We live in an age of the frantic scroll. Attention is short, words are skimmed, and depth is often replaced by speed. Writing remains an artistic craft, but it can feel like a dying art—not because no one writes, but because fewer people read. It raises an honest question: why continue? Why spend time crafting and revising sentences when so much communication has been reduced to brief posts and passing impressions?
I found the answer in a quiet corner of Tolkien’s imagination. In his story Leaf by Niggle, we meet a painter who spends his life obsessed with a single canvas. He dreams of a great tree, but he is constantly interrupted by the mundane demands of his neighbors and his own failing health. When he dies, all that remains is one beautiful, perfected leaf. To the world, Niggle did not amount to much, simply a man who started a forest and finished a fragment.
Yet, in the light of eternity, Tolkien reveals that Niggle’s tree was real all along. God did not see a discarded canvas; He saw the faithfulness of the stroke.

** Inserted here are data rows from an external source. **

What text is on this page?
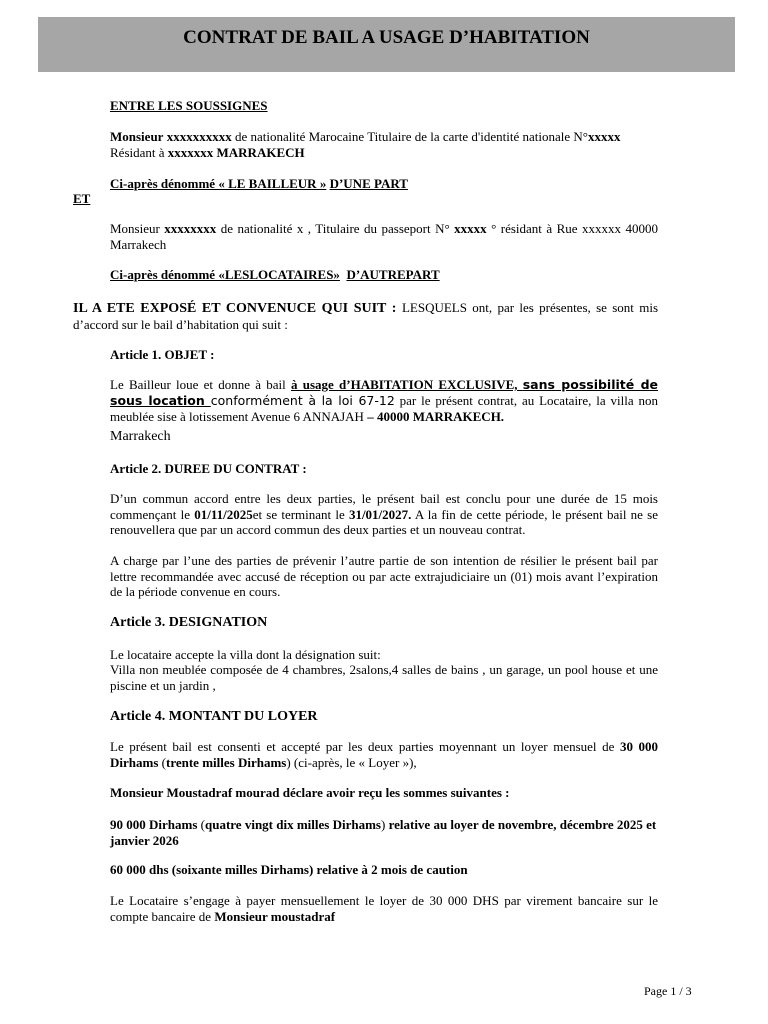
CONTRAT DE BAIL A USAGE D’HABITATION
ENTRE LES SOUSSIGNES
Monsieur xxxxxxxxxx de nationalité Marocaine Titulaire de la carte d'identité nationale N°xxxxx
Résidant à xxxxxxx MARRAKECH
Ci-après dénommé « LE BAILLEUR » D’UNE PART
ET
Monsieur xxxxxxxx de nationalité x , Titulaire du passeport N° xxxxx ° résidant à Rue xxxxxx 40000 Marrakech
Ci-après dénommé «LESLOCATAIRES» D’AUTREPART
IL A ETE EXPOSÉ ET CONVENUCE QUI SUIT : LESQUELS ont, par les présentes, se sont mis d’accord sur le bail d’habitation qui suit :
Article 1. OBJET :
Le Bailleur loue et donne à bail à usage d’HABITATION EXCLUSIVE, sans possibilité de sous location conformément à la loi 67-12 par le présent contrat, au Locataire, la villa non meublée sise à lotissement Avenue 6 ANNAJAH – 40000 MARRAKECH.
Marrakech
Article 2. DUREE DU CONTRAT :
D’un commun accord entre les deux parties, le présent bail est conclu pour une durée de 15 mois commençant le 01/11/2025et se terminant le 31/01/2027. A la fin de cette période, le présent bail ne se renouvellera que par un accord commun des deux parties et un nouveau contrat.
A charge par l’une des parties de prévenir l’autre partie de son intention de résilier le présent bail par lettre recommandée avec accusé de réception ou par acte extrajudiciaire un (01) mois avant l’expiration de la période convenue en cours.
Article 3. DESIGNATION
Le locataire accepte la villa dont la désignation suit:
Villa non meublée composée de 4 chambres, 2salons,4 salles de bains , un garage, un pool house et une piscine et un jardin ,
Article 4. MONTANT DU LOYER
Le présent bail est consenti et accepté par les deux parties moyennant un loyer mensuel de 30 000 Dirhams (trente milles Dirhams) (ci-après, le « Loyer »),
Monsieur Moustadraf mourad déclare avoir reçu les sommes suivantes :
90 000 Dirhams (quatre vingt dix milles Dirhams) relative au loyer de novembre, décembre 2025 et janvier 2026
60 000 dhs (soixante milles Dirhams) relative à 2 mois de caution
Le Locataire s’engage à payer mensuellement le loyer de 30 000 DHS par virement bancaire sur le compte bancaire de Monsieur moustadraf
Page 1 / 3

I see myself in Niggle. I suspect most Catholic writers do. We work in the quiet. We offer reflections that may never travel past our own parish borders and essays that reach only a handful of souls. We labor over pages that feel unfinished even to ourselves. Yet the call remains. For me, writing is no longer about the vanity of recognition, but the quiet dignity of faithfulness. The simple act of recording on paper the love with which God the Father has overflowed one's heart.
Writing has become the avenue God has given me to serve. It is a work that can feel small and easily overlooked. But like Niggle’s leaf, no faithful act of creation is ever lost. God sees what others pass by. He receives what is offered with love and completes what we leave unfinished.
If God has placed a desire in your heart to write, to create, or to speak—do not get discouraged by the distractions that sidetrack you from it. Offer what you have. Tend your leaf. Trust that faithfulness, not visibility, is what endures in the Kingdom of God.